Details
-
New Feature
-
Status: Open
-
Major
-
Resolution: Unresolved
-
None
-
None
-
None
Description
Currently there is no overwrite support when using the State Processor API to create a savepoint at a given location. For applications that may run or generate a given savepoint on a periodic basis (e.g. cron job, nightly process, etc.) this can result in an exception if the job was previously run.

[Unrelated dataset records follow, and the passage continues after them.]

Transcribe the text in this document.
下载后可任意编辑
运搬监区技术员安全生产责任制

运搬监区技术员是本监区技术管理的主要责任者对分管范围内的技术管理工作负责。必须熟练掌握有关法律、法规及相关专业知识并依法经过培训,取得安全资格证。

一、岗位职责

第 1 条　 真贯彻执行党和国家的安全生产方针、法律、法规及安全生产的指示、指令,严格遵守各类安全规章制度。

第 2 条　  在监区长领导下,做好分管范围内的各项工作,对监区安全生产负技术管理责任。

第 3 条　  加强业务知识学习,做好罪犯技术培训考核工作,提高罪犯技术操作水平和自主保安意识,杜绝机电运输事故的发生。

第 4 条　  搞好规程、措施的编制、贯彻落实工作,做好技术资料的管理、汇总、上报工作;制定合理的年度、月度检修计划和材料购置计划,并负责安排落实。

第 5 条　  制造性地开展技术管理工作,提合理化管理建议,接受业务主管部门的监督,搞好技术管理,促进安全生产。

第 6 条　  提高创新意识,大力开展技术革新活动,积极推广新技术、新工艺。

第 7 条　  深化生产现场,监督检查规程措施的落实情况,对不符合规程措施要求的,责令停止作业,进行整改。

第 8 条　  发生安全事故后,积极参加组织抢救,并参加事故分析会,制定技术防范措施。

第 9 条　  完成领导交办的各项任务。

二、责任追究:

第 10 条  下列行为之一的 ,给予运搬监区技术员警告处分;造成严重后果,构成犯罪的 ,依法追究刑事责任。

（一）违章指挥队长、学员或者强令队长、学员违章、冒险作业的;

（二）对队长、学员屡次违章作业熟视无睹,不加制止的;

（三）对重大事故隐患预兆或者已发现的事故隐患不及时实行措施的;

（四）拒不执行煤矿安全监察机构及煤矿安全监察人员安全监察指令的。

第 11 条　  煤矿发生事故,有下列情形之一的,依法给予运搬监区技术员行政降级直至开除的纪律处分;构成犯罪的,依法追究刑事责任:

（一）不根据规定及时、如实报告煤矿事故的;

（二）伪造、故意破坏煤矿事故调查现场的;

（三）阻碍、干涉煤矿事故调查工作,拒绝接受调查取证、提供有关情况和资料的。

This ticket proposes amending the existing `SavePointWriter` class to support passing the preferred overwrite mode as an optional parameter when writing the savepoint similar to the example below:
SavepointWriter .newSavepoint(env, new HashMapStateBackend(), maxParallelism) .withOperator(OperatorIdentifier.forUid("uid1"), transformation1) .withOperator(OperatorIdentifier.forUid("uid2"), transformation2) .write(savepointPath, FileSystem.WriteMode.OVERWRITE);
This coincides with the underlying writer class which explicitly declares the use of `FileSystem.WriteMode.NO_OVERWRITE` within the `FileCopyFunction` class as seen below:
public final class FileCopyFunction implements OutputFormat<Path> { ... @Override public void writeRecord(Path sourcePath) throws IOException { Path destPath = new Path(path, sourcePath.getName()); try (FSDataOutputStream os = destPath.getFileSystem() .create(destPath, FileSystem.WriteMode.NO_OVERWRITE); FSDataInputStream is = sourcePath.getFileSystem().open(sourcePath)) { IOUtils.copyBytes(is, os); } } ... }
An alternative solution might be to explicitly check for the existence of the file at the destination and deleting it, although the above seems much more elegant.